The UUIDv4 represents a great improvement over UUIDv1, but, it’s not a silver bullet. The main problem that UUIDv4 shares with UUIDv1 is that the generated UUIDs are randomly distributed and not naturally sorted. In the context of databases, this can have a hit on the performances in several contexts. Generally, the data structures used internally in databases do not deal good with random insertions, which results in non-contiguous memory accesses and potentially increased disk I/O. In addition to this, some instructions internally rely on natural order, starting from a position where natural order degrades performances. This can affect the performances of Range Queries, Window Functions, and modifiers like ORDER BY and GROUP BY.

In the use cases where leaking the timestamp does not represent a vulnerability problem, like in the cases the UUIDs are only used internally and never exposed to the users, we can get natural order and therefore performances by using UUIDv7.

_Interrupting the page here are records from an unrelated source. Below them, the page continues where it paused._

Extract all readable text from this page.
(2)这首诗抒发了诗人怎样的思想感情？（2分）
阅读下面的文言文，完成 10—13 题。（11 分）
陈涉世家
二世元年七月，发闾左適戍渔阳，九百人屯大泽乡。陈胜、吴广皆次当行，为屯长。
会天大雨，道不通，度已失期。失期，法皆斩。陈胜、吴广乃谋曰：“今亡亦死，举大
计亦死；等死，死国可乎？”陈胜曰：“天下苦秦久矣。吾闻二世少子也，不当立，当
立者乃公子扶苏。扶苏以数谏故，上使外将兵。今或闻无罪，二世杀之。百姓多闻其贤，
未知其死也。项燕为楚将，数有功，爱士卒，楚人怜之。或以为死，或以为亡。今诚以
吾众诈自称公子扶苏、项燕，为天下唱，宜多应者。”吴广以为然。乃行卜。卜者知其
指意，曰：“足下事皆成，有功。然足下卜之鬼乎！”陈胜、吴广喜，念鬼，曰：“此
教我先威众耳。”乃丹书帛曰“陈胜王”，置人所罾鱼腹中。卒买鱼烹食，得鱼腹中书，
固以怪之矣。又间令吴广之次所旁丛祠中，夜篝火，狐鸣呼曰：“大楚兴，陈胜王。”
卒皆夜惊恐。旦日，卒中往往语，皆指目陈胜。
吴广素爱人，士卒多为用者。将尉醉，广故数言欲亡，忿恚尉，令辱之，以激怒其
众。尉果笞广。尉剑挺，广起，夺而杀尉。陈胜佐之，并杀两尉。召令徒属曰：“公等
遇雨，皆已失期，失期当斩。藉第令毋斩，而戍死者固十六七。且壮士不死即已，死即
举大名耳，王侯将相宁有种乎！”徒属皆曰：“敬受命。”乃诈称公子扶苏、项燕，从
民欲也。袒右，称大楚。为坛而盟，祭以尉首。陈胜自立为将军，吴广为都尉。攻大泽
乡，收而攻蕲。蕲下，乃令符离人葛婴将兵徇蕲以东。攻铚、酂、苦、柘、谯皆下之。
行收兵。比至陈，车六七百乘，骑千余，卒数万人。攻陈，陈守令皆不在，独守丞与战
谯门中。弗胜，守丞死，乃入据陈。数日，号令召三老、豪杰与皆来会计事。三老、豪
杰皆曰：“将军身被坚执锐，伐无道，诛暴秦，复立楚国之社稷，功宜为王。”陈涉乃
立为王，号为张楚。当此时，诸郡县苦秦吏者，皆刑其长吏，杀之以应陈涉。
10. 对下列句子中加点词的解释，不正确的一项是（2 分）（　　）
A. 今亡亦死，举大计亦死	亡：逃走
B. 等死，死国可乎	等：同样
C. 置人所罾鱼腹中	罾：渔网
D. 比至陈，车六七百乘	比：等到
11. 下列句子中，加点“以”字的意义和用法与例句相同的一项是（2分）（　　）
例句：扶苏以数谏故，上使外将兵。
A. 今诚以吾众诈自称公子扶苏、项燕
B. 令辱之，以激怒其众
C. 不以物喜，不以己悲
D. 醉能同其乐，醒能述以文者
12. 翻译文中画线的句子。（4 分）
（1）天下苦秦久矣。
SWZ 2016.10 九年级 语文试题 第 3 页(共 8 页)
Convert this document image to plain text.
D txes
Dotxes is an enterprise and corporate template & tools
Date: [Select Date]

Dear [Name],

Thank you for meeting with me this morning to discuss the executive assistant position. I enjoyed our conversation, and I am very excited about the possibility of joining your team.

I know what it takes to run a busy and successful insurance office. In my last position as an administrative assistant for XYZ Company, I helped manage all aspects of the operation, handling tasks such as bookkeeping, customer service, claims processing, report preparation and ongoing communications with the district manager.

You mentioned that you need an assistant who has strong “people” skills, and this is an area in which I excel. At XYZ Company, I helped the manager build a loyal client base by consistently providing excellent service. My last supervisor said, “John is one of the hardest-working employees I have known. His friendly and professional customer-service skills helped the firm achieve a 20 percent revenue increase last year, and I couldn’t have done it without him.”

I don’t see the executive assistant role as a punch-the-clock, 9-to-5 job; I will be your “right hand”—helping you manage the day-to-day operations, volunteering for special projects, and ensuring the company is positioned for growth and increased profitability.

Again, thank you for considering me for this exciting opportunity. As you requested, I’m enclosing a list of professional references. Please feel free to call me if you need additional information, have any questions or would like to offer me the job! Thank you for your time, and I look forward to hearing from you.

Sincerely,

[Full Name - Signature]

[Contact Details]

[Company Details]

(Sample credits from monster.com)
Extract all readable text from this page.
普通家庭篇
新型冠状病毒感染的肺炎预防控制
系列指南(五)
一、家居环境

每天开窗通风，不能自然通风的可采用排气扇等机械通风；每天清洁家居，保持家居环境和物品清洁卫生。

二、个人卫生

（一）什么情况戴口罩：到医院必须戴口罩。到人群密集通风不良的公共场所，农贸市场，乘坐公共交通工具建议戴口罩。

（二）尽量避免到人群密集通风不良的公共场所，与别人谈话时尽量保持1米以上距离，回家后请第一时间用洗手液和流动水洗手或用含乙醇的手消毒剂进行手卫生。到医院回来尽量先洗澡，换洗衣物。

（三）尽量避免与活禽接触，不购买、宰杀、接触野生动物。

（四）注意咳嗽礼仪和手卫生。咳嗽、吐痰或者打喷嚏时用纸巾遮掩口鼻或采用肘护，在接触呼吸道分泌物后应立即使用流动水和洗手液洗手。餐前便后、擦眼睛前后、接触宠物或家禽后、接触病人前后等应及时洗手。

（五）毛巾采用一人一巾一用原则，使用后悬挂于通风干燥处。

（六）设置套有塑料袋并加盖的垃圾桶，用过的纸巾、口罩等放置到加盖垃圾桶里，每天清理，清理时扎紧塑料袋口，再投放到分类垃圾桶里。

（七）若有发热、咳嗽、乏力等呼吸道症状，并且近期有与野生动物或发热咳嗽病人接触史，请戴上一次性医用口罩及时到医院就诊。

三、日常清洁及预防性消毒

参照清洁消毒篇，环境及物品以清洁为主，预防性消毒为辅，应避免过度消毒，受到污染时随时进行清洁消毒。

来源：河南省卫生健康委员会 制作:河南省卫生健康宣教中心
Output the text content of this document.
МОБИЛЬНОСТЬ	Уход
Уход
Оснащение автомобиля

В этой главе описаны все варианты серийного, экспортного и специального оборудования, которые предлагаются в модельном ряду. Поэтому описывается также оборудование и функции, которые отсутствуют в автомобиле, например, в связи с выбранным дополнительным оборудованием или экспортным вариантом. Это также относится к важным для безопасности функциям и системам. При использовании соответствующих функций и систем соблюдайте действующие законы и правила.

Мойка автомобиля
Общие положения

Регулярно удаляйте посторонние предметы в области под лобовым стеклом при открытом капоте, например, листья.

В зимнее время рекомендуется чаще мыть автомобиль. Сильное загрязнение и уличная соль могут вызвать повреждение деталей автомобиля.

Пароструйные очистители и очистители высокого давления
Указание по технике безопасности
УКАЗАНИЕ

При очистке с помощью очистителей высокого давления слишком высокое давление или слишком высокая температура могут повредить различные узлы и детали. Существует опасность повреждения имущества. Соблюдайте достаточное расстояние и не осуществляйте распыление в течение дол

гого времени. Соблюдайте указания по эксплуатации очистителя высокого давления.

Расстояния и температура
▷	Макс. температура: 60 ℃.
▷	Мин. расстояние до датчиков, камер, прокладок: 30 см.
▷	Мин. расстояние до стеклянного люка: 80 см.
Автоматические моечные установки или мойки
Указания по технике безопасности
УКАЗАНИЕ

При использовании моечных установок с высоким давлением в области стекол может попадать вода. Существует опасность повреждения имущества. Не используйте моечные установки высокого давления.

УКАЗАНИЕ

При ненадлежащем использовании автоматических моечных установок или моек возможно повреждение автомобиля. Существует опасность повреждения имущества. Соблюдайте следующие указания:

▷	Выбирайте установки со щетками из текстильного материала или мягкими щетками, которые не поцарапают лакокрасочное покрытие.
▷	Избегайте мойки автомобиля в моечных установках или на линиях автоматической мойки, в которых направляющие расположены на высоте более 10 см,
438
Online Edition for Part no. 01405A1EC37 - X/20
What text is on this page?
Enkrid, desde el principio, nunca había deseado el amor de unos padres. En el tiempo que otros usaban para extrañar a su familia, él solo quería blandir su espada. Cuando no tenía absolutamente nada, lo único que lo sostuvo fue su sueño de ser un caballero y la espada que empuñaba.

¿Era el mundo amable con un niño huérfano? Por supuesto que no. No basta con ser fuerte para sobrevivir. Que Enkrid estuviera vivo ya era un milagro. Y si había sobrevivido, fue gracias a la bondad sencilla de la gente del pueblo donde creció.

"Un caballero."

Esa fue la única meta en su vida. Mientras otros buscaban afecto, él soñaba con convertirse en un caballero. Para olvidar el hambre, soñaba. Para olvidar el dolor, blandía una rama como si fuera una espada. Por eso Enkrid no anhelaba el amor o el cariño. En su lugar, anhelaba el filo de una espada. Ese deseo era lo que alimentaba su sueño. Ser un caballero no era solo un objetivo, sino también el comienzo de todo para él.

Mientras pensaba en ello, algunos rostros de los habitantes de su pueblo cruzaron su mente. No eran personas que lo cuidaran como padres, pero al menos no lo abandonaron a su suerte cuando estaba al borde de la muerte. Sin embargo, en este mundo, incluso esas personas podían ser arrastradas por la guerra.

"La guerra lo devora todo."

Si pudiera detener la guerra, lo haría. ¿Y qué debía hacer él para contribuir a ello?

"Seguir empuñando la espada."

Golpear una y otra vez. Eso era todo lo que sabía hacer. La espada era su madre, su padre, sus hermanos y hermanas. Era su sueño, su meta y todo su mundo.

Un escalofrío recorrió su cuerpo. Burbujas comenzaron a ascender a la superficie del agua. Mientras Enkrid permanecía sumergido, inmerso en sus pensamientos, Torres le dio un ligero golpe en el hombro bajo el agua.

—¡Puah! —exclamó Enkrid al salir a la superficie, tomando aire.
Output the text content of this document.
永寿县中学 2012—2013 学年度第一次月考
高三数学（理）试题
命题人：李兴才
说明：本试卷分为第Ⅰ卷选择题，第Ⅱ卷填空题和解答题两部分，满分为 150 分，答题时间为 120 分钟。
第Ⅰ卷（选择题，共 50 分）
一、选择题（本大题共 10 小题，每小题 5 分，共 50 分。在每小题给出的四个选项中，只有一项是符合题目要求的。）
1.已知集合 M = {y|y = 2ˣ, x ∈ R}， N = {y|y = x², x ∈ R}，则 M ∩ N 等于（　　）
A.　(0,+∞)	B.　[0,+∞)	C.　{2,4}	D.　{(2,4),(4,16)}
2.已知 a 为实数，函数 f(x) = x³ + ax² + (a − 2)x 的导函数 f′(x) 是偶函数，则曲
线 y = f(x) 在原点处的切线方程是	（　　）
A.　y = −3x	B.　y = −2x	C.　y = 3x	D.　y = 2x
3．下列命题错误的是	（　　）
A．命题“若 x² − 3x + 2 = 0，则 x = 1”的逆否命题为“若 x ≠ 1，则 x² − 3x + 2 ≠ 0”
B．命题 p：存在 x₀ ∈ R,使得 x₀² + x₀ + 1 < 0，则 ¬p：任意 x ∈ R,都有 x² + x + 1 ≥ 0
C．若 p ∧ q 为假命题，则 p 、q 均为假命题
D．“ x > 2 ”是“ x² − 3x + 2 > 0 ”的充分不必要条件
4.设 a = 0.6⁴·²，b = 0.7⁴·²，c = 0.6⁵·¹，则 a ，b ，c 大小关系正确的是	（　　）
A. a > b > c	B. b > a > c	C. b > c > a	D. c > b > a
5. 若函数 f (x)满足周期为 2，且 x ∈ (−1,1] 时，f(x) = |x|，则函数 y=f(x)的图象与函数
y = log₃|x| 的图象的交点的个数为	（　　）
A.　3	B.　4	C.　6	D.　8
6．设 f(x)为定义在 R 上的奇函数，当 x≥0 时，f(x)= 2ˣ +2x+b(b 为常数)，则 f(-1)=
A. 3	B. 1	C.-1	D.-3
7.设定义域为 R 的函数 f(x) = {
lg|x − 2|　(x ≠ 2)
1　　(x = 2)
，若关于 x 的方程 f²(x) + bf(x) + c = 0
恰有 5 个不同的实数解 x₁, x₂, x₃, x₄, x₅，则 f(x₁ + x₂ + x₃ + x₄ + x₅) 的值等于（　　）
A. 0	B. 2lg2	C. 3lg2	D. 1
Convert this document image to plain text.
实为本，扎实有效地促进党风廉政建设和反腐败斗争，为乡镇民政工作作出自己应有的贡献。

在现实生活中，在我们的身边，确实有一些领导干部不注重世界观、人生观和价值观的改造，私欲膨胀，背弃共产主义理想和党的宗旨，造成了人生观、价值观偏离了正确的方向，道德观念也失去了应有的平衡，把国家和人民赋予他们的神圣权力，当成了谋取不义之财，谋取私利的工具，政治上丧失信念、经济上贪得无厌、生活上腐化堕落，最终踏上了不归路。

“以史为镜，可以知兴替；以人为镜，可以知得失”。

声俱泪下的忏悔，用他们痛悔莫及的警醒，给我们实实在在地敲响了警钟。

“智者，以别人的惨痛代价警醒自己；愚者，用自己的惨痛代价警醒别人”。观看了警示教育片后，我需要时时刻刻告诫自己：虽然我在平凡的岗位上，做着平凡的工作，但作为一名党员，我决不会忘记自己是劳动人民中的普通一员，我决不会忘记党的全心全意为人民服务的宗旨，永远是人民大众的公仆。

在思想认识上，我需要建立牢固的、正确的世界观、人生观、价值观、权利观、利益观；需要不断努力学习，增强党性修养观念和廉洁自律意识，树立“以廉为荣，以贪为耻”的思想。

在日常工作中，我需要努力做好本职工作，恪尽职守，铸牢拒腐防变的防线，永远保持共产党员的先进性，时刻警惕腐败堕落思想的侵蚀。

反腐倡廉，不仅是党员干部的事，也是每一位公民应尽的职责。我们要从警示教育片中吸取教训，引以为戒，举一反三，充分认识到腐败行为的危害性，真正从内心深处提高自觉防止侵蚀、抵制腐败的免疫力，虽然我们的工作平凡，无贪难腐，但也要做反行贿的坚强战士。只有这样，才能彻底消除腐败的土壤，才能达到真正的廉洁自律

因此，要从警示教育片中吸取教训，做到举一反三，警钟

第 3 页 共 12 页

UUIDv7’s 128-bit layout, featuring Unix timestamp in the high-order bits with random data completing the structure.

As it’s possible to read in the RFC, UUIDv7 can be generated in three different way. The implementation that we pursued in MariaDB is the version 3 in which: the first 60 bits of UUIDv7 are populated using the Unix Timestamp with a sub millisecond precision, 6 bits are reserved to specify the version and revision of the UUID and the remaining 62 bits are filled with random data.

In conclusion, the newly proposed UUID versions, which can be generated using the functions uuid_v4() and uuid_v7() , are superior to the legacy UUIDv1, which should be avoided due to its limitations. For use cases prioritizing performance where UUIDs are not externally exposed, UUIDv7 is the recommended choice. When security or preventing private data exposure is critical, UUIDv4 is preferable. Starting with MariaDB 11.7, both UUIDv4 and UUIDv7 are available alongside UUIDv1, enabling you to select the best version for your specific use case.